Indeed, Amgen in April indicated that the firm expected the US FDA to impose another ESA labeling change within the coming weeks.

"We believe this is likely imminent, but in our view, already well anticipated by the Street," Mr Raymond said.

But Deutsche Bank analyst Robyn Karnauskas said she was uncertain the FDA would actually act on a labeling change.

"We believe the key issue is impact to current dosing regimens," she said.

Ms Karnauskas pointed out that over the year-long coverage analysis, CMS commented numerous times about the totality of current available evidence and their intent to improve the body of evidence in order to improve decision-making.

"Based on our checks and the FDA having the same data set, we feel comfortable that a major change to the label is unlikely at this point," she said.

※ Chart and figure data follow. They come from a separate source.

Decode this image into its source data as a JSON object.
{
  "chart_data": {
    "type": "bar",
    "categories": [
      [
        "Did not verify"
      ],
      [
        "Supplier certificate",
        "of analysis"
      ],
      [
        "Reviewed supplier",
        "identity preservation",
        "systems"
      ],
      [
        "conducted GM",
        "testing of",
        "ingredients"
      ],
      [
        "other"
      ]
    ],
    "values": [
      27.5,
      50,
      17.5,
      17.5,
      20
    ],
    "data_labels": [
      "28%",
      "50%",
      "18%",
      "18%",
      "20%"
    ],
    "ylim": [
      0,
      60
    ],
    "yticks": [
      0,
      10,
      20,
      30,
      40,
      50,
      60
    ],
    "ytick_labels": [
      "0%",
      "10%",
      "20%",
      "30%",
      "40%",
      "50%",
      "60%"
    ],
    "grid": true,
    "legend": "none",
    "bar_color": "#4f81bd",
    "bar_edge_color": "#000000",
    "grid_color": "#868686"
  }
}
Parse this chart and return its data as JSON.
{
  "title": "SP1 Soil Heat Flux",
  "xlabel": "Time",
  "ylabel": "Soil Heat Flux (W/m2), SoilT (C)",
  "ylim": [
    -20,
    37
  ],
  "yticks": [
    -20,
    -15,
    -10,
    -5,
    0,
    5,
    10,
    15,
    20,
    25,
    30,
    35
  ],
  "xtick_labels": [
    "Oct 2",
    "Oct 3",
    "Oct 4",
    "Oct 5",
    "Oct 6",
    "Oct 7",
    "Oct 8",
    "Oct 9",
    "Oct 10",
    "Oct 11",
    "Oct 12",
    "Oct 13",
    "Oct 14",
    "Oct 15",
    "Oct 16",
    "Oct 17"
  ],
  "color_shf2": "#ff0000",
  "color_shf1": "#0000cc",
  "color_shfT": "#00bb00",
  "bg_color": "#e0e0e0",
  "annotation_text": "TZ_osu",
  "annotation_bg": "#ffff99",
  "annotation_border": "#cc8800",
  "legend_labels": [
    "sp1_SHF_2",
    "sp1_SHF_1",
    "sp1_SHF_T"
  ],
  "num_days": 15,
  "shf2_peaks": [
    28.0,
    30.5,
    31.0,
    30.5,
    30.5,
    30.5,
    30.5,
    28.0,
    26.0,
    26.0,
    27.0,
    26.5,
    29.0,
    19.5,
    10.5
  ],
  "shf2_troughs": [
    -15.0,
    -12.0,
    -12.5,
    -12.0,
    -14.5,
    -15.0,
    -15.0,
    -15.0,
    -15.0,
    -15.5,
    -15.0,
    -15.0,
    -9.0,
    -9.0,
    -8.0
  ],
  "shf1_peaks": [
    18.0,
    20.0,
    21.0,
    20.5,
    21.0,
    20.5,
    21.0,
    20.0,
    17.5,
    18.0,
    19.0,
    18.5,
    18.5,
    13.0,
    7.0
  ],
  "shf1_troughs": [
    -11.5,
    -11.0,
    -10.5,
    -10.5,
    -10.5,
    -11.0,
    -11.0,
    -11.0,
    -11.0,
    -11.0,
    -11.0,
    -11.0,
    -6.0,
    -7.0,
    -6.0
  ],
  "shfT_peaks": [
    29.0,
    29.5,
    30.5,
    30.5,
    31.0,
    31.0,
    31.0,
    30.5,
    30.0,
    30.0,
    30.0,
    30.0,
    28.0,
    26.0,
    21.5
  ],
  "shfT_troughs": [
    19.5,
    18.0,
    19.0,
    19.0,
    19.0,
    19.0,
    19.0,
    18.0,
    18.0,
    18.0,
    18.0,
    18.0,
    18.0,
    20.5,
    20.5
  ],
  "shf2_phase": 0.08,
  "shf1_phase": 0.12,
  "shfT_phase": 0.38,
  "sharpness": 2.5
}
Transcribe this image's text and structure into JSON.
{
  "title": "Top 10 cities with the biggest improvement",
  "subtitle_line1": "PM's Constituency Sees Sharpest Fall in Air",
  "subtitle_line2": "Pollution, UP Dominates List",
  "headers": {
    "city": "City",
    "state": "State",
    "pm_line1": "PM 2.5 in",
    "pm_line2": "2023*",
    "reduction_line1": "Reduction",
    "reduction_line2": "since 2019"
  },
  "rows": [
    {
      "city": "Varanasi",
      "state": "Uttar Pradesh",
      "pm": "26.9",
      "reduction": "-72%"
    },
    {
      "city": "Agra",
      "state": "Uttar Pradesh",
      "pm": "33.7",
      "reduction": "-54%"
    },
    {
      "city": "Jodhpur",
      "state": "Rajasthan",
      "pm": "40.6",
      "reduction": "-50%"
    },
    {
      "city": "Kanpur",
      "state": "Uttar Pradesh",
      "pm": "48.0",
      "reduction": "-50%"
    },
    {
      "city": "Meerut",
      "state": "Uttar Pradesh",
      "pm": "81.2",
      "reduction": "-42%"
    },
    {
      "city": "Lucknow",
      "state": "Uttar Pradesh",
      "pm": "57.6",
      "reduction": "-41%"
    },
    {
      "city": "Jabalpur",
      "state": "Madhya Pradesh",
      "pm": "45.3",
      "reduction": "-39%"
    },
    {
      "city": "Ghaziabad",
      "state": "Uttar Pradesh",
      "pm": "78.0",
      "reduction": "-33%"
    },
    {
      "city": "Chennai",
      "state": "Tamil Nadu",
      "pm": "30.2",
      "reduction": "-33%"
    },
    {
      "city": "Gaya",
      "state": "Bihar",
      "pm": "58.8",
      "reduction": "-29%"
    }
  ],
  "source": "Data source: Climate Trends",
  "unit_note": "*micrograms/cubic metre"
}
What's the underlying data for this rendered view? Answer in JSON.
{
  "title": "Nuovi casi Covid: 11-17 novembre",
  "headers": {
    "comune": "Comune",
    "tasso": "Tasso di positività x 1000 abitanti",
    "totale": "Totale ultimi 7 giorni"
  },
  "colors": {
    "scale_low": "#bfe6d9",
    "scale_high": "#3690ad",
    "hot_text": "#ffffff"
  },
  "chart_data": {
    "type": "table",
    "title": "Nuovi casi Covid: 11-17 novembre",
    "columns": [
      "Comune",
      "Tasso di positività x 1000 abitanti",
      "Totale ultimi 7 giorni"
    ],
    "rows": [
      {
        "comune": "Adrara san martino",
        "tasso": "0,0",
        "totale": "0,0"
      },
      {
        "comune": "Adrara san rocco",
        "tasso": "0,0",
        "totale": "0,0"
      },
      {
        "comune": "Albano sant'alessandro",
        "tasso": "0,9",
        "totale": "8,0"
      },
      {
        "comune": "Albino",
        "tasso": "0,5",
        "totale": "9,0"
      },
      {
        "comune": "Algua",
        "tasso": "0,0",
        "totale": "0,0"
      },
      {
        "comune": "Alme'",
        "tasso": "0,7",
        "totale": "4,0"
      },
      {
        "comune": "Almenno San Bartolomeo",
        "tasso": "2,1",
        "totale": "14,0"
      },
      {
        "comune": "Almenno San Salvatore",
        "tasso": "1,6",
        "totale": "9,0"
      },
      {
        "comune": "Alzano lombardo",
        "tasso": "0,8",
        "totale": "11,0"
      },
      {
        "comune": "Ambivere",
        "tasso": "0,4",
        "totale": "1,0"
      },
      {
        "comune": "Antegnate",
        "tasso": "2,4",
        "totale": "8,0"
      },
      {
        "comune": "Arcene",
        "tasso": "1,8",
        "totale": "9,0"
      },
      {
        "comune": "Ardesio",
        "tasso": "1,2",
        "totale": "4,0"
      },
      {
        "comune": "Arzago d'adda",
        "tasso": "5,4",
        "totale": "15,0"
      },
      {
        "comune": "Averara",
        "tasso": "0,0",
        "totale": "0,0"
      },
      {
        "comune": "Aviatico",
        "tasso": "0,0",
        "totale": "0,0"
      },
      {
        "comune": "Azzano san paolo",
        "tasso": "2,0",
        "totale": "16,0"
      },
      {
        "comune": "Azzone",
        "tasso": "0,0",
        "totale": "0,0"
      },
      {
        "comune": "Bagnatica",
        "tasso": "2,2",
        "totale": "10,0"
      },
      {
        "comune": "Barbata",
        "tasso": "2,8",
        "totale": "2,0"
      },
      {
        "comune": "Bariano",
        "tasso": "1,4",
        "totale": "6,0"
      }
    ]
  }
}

Last October, the FDA convened its Cardiovascular and Renal Drugs Advisory Committee to discuss the results of TREAT, a large, multicentre, randomized, controlled, double-blind trial of Aranesp in nondialysis CKD patients with Type II diabetes, which found that patients given the ESA were twice as likely to experience a stroke vs. those who got a placebo.

But the committee voted 15 to 1, with 1 abstention, that ESAs should continue to be used to treat anemia in patients with CKD not on dialysis (scripintelligence, 19 October 2011).

The panel also voted 9 to 5, with three abstentions, against changing Aranesp's labeling to indicate use of the ESA in nondialysis CKD patients when their hemoglobin concentration levels drop below 9 g/dL, discontinuing use in intervals when hemoglobin increases to 9 g/dL or greater. The panel also voted 13 to 2, with two abstentions, against making the same hemoglobin target changes for dialysis patients.